Sean Leffers, founder of Sean Leffers Interiors, believes that interiors should be truly personal and diversely inspired. In every project, he strives to build collections that are both expressive and astute, drawing from a deep knowledge of architecture, decorative arts, antiquity and modernity. We sat down with Sean to discuss his passion for art, designing restaurants and his alter-ego as a novelist.

Can you tell us how Sean Leffers Interiors was conceived?

It was a slow evolution from design publishing to house flipping to realizing I wanted to focus on creating special interiors and learning as much as possible about our world through the lens of how people want to live.

Tell us about designing your first commercial project, Pacifique in West Hollywood — was this the first of many more to come?

Designing for restaurants is fun because there isn’t anyone living there to object to your crazier ideas. We didn’t have a ton of time or money, but we got to include nice details like lighting from Davide Groppi, meteora stone from Brazil, and little private dining booths inspired by Japanese Izakaya dining rooms. We are working on a new space in West Hollywood with chef Wes Whitsell. Mostly open-air seating with a courtyard centered on an ancient olive tree. The vibe is kind of Brazilian mid-century meets Japan in California. 

“I love working with clients who have the time and the interest to go deeper and explore what artists really move them and help them make sense of the world.”

How does art factor into each one of your projects? 

While art is always one of my top considerations, how it is incorporated into the project changes depending on the space and the client. Sometimes we are working with an existing collection and our job is to edit and place works to show them in the best way and to have interesting conversations with other works or the environment. For the new restaurant in LA, we commissioned the Argentinian painter Santiago Quesnel to travel around California making studies, and to paint a magnificent 30 foot oil-on-canvas semi-abstracted landscape based on his studies. I love working with clients who have the time and the interest to go deeper and explore what artists really move them and help them make sense of the world. 

If you had to choose, what has been the biggest influence on your career? 

When I was a kid, I spent a huge amount of my free time reading novels. I especially loved Austin, Tolstoy, Dickens, and James.

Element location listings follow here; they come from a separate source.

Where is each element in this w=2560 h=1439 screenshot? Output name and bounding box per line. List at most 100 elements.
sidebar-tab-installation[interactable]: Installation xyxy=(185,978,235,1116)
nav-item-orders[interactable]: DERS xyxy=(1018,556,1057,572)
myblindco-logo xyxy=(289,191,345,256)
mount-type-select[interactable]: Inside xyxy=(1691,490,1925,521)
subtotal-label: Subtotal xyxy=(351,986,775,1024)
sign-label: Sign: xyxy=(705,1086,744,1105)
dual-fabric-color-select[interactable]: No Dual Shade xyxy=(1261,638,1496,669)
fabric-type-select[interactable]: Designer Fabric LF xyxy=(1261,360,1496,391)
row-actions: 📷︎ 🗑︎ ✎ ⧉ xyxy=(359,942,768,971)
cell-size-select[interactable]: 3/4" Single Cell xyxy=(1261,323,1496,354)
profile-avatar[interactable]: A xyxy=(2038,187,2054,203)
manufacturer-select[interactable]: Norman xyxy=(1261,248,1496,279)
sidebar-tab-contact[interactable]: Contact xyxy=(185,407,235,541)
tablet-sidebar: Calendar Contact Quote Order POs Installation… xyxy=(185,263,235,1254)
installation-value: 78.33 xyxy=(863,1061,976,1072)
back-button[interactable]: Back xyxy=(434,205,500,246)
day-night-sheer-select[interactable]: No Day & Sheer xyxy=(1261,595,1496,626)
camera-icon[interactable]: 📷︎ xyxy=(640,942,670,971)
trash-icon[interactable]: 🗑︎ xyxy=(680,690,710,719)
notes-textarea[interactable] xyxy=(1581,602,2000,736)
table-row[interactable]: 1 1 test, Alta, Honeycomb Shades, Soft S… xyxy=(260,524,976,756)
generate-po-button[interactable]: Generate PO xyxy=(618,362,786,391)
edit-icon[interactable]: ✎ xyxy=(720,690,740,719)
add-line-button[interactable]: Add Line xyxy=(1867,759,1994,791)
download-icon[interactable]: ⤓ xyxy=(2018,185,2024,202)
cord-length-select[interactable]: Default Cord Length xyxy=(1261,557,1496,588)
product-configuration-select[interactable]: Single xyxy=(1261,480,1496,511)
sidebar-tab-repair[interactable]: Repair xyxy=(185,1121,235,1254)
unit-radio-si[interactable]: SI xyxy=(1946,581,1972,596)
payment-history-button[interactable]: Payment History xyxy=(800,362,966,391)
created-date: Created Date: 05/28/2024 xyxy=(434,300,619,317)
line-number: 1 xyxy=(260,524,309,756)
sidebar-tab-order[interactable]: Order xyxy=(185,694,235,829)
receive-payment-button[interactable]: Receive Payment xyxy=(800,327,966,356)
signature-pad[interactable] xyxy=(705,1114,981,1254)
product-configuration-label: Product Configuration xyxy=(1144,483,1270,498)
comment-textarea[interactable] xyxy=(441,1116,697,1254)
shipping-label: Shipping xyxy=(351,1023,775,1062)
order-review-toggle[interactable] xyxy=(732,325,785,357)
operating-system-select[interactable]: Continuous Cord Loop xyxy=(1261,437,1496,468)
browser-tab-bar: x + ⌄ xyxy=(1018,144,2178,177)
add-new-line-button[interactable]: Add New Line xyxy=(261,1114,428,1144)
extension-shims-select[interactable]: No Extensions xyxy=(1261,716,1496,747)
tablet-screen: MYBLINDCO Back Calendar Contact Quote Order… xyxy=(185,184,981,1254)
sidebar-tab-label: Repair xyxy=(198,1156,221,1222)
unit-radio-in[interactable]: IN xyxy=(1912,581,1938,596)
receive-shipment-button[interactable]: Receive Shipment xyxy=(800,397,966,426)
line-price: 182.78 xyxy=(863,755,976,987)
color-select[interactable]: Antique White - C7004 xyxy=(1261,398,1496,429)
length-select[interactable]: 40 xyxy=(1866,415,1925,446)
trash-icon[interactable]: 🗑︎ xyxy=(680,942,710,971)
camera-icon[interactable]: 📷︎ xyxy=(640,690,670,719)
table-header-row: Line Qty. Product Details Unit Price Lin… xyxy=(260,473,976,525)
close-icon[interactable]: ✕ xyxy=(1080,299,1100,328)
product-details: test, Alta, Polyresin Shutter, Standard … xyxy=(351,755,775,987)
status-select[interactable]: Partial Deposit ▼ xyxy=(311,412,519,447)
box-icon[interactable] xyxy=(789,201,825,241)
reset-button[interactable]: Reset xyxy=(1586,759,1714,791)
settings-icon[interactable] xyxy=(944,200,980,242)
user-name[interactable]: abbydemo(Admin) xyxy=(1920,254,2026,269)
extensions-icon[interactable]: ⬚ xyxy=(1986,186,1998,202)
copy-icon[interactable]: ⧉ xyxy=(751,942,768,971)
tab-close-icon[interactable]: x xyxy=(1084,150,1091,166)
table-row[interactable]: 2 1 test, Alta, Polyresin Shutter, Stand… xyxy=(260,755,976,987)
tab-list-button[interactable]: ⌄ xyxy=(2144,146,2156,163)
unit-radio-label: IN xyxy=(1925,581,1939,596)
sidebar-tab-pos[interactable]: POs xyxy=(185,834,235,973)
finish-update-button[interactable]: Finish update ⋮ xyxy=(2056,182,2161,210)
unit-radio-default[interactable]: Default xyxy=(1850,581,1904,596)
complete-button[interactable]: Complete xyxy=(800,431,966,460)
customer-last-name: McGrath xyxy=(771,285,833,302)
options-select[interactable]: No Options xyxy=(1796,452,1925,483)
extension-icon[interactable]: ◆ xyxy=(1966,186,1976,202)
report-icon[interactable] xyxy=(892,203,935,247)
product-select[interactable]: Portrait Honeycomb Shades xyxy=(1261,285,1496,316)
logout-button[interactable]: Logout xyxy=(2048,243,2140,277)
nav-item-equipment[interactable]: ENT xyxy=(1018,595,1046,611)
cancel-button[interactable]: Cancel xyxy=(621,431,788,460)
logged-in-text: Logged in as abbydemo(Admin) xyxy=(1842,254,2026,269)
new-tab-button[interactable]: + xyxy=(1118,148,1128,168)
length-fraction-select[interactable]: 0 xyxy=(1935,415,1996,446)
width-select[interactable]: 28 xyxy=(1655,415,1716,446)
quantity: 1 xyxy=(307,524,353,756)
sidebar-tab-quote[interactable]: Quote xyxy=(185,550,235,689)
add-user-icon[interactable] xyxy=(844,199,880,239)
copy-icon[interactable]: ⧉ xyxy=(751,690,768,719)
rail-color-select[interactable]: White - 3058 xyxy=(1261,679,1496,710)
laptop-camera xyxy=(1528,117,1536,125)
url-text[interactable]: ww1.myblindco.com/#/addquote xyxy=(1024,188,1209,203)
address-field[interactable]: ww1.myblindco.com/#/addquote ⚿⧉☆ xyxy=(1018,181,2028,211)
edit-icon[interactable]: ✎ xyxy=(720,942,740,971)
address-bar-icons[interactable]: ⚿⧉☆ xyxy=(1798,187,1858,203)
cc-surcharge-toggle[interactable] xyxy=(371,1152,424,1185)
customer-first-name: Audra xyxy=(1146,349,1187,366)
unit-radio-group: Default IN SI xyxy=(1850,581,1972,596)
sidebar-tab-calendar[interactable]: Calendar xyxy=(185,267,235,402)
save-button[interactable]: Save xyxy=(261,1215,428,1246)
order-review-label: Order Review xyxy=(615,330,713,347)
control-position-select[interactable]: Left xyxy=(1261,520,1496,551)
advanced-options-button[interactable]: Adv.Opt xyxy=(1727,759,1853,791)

I enjoyed reading so much that I decided to study literature and dreamt of becoming a novelist myself. I didn’t have much talent for writing, but I do think spending so much time with complex plots and nuanced characters gave me a sense for storytelling and an attraction to detail. 

What would you consider to be the most substantial change in the field of design since you opened your firm?

We haven’t been around for very long, but one of the developments that I find most heartening is people connecting more to their own personal style rather than chasing trends. This is important because it encourages people to invest in high quality pieces that they will continue to love for decades, helping reduce environmental waste and ultimately making people happier in their spaces and lives. 

What advice would you give to those just entering the design industry today?

Educate your eyes by seeing as much as you can, visit museums, great architecture, showrooms. Read as much as you can about history, art, and design. Think about what is important you in design, and in life in general, so that you can develop a point of view that has integrity and meaning beyond just making things look pretty.